Home Wiki AI Fundamentals Computer Vision in Industry: Machine Eyes
AI Fundamentals

Computer Vision in Industry: Machine Eyes

Computer Vision: When Machines Learn to "See"

Imagine standing on a bottle production line, inspecting 600 bottles per minute for cracks or air bubbles. Your eyes would fatigue after 20 minutes, but an industrial camera connected to an AI system can inspect every bottle at 99.5% accuracy around the clock without tiring.

Industrial Machine Vision is the technology that gives machines the ability to analyze images and make decisions — from defect detection to barcode reading to robot guidance.

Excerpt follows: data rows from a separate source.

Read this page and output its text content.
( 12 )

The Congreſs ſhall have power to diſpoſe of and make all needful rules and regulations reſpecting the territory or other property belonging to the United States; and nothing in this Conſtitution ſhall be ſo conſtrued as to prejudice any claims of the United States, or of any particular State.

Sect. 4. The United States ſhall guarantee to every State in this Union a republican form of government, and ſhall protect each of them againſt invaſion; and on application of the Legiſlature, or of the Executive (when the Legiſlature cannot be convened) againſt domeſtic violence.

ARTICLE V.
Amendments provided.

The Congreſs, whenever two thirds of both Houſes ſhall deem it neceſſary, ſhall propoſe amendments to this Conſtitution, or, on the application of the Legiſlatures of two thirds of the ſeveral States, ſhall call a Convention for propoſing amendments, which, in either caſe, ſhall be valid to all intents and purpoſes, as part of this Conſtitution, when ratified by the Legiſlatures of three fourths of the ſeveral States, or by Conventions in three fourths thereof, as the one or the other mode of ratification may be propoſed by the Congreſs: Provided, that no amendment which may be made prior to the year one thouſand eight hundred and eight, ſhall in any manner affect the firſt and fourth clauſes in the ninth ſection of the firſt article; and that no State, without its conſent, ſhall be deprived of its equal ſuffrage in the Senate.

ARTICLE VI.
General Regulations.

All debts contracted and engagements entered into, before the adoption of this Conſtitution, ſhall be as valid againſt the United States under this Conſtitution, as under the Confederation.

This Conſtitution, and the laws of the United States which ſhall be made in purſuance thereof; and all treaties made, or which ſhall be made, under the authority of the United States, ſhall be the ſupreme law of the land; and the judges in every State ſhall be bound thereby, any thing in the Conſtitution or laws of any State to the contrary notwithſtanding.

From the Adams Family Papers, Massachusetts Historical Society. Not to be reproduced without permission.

Components of an Industrial Vision System

Any industrial vision system consists of five core elements:

┌──────────┐   ┌──────────┐   ┌──────────────┐   ┌──────────┐   ┌──────────┐
│ Lighting │──>│ Camera   │──>│ Preprocessing│──>│ Algorithm│──>│ Decision │
└──────────┘   └──────────┘   └──────────────┘   └──────────┘   └──────────┘

Lighting: The Most Important Element Everyone Ignores

Consider trying to photograph a shallow scratch on a shiny metal surface — with standard lighting, nothing will show. But with low-angle side lighting, the scratch will stand out as a clear shadow.

Lighting Type Use Case Principle
Backlighting Edge inspection, hole detection Object blocks light = silhouette
Diffuse front Color inspection, print Even light without reflections
Dark field (side) Scratch and crack detection Light reflects off defects only
Ring light General inspection, OCR Even illumination around lens
Structured light 3D measurement Laser lines projected on surface

Industrial Cameras

These are not consumer cameras — they are engineered for harsh environments:

Feature Consumer Camera Industrial Camera
Resolution 12-48 MP 0.3-150 MP depending on application
Speed 30-60 fps Up to 10,000 fps
Interface USB/HDMI GigE Vision / CoaXPress
Operation Free-running Triggered by production line
Lifespan 2-3 years 10+ years
Protection None IP65/IP67

Sensor Types:

  • Area scan: Captures a complete frame at once — for discrete objects (bottles, cans)
  • Line scan: Captures one line at a time — for continuous surfaces (fabric, paper, steel)

Image Preprocessing

Before an image reaches the AI algorithm, it needs improvement:

import cv2
import numpy as np

def preprocess_industrial_image(image_path):
    # 1. Read the image
    img = cv2.imread(image_path, cv2.IMREAD_GRAYSCALE)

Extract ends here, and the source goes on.